L’homme est « l’être des lointains», écrivait le philosophe Martin Heidegger. Au-delà de la dimension ontologique de ces lointains évoqués par le penseur allemand, la nécessité d’aller vers un autre lointain, dans l’espace et dans le temps, est aussi une puissance qui domine les pulsions de l’homme qui le poussent à surpasser ses limites et l’incitent à céder à la tentation d’aller plus loin que ses capacités naturelles lui permettent d’explorer. Parmi ces chimères qui le hantent, la fascination que lui inspire
« ce silence éternel des espaces infinis », qui donne le vertige à Blaise Pascal, figure à une bonne place. Et c’est ainsi que l’homme veut conquérir plus d’espace, aller sur la Lune ou sur Mars...
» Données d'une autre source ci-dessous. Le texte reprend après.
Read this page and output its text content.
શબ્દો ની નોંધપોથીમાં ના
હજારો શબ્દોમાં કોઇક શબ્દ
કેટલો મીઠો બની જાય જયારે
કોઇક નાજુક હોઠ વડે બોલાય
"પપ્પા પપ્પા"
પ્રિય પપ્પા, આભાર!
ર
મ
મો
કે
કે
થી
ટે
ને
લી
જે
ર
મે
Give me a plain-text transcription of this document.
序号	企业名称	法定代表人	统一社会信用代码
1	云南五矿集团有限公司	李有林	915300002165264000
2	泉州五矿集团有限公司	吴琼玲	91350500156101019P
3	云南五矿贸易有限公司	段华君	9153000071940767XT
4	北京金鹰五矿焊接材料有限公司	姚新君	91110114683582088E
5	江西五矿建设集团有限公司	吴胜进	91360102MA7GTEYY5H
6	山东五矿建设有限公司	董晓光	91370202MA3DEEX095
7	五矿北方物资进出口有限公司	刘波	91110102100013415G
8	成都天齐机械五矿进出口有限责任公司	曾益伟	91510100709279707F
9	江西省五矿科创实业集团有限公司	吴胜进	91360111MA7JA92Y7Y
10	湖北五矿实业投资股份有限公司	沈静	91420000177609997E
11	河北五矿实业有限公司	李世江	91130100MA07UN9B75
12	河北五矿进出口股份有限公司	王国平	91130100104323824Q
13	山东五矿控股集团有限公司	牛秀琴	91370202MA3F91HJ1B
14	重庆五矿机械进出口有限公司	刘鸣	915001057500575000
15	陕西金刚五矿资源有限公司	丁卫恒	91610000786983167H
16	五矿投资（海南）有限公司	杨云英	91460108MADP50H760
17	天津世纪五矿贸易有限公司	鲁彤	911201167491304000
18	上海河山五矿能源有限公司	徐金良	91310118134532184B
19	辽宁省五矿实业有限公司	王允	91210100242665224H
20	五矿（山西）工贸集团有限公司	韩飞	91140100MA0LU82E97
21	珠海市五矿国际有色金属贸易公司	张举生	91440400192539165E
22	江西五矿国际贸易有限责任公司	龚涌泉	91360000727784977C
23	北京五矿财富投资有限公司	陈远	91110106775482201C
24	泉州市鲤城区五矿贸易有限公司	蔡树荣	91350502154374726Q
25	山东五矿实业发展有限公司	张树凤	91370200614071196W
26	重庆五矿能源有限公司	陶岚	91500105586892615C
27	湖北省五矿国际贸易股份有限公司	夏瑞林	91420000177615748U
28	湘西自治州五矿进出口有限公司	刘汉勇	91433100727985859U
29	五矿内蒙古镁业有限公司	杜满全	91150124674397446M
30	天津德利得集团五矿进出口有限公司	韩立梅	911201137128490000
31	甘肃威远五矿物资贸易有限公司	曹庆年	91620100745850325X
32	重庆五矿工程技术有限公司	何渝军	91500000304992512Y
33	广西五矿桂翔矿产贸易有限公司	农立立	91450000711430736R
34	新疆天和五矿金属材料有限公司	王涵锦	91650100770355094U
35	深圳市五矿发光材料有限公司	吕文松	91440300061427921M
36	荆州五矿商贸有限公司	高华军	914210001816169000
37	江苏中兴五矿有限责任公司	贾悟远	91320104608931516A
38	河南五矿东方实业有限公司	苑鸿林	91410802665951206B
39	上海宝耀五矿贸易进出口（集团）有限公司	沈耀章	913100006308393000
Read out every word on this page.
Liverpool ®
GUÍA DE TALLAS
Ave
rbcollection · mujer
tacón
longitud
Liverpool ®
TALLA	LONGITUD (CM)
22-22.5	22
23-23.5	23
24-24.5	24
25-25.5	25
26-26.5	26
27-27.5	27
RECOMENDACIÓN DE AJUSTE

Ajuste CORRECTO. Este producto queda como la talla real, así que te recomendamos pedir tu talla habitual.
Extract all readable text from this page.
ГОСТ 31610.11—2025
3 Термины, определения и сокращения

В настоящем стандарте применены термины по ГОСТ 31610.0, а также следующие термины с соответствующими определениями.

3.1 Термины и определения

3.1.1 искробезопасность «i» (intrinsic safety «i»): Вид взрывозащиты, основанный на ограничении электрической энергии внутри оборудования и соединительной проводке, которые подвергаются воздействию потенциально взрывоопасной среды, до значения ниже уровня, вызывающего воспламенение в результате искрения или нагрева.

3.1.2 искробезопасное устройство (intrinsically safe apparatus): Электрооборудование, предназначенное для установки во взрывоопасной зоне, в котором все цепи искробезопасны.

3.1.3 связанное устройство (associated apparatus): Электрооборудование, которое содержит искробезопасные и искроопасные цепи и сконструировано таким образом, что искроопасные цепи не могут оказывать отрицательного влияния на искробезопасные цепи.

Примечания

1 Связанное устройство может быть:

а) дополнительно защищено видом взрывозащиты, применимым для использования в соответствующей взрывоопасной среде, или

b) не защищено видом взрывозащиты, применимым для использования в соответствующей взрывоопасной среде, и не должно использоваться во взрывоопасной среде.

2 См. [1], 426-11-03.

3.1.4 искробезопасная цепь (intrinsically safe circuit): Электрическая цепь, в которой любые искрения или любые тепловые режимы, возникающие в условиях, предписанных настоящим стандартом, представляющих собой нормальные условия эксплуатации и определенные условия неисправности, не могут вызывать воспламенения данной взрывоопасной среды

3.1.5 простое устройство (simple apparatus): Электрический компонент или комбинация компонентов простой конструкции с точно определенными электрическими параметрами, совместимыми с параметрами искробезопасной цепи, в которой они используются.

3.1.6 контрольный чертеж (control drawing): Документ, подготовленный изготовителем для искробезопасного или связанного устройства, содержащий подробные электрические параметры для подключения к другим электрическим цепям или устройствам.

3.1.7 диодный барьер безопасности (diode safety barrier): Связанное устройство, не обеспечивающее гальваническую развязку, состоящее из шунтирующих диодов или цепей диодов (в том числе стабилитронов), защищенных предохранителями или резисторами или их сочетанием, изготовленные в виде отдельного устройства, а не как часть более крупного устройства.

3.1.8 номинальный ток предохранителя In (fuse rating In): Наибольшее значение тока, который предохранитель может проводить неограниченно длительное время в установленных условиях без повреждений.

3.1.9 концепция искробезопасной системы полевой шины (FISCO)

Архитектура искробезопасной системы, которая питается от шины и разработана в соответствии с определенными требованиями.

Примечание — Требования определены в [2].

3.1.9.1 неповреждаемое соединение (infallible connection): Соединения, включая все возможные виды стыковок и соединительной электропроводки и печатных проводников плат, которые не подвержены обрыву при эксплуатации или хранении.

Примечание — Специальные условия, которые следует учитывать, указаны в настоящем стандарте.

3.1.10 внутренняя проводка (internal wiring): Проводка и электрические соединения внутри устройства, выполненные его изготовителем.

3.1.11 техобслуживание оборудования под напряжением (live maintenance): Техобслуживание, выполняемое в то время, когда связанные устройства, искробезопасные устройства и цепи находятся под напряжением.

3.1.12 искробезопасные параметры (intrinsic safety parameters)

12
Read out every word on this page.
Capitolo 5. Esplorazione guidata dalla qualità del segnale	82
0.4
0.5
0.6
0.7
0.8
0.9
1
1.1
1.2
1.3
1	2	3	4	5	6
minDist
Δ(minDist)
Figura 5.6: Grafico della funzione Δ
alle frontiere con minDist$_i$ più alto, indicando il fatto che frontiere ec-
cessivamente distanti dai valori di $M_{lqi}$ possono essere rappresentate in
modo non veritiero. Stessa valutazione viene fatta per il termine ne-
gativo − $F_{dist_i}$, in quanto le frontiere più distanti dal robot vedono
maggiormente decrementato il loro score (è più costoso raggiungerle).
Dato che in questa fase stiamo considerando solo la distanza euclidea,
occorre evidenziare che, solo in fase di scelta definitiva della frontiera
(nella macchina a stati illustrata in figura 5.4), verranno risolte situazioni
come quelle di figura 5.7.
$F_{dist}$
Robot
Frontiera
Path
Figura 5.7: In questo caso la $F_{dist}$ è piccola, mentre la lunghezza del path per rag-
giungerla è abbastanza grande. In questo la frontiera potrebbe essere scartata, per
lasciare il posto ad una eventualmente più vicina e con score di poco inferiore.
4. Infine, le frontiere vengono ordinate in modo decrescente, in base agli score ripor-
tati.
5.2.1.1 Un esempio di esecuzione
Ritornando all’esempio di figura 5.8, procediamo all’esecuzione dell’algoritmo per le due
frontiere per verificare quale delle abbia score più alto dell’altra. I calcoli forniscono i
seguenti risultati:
Cet appel irrésistible à se surpasser est un phénomène universel, présent dans différentes cultures et reflété dans l’histoire d’Icare, qui cherchait à se rapprocher du soleil, ou de la tour de Babel que les descendants de Noé auraient tenté d’ériger pour atteindre le ciel, frontière qui sépare l’homme du divin. Et aujourd’hui, en 2026, la quête s’est concrétisée, encore une fois, dans un nouvel épisode de la conquête spatiale, à travers la mission Artemis II.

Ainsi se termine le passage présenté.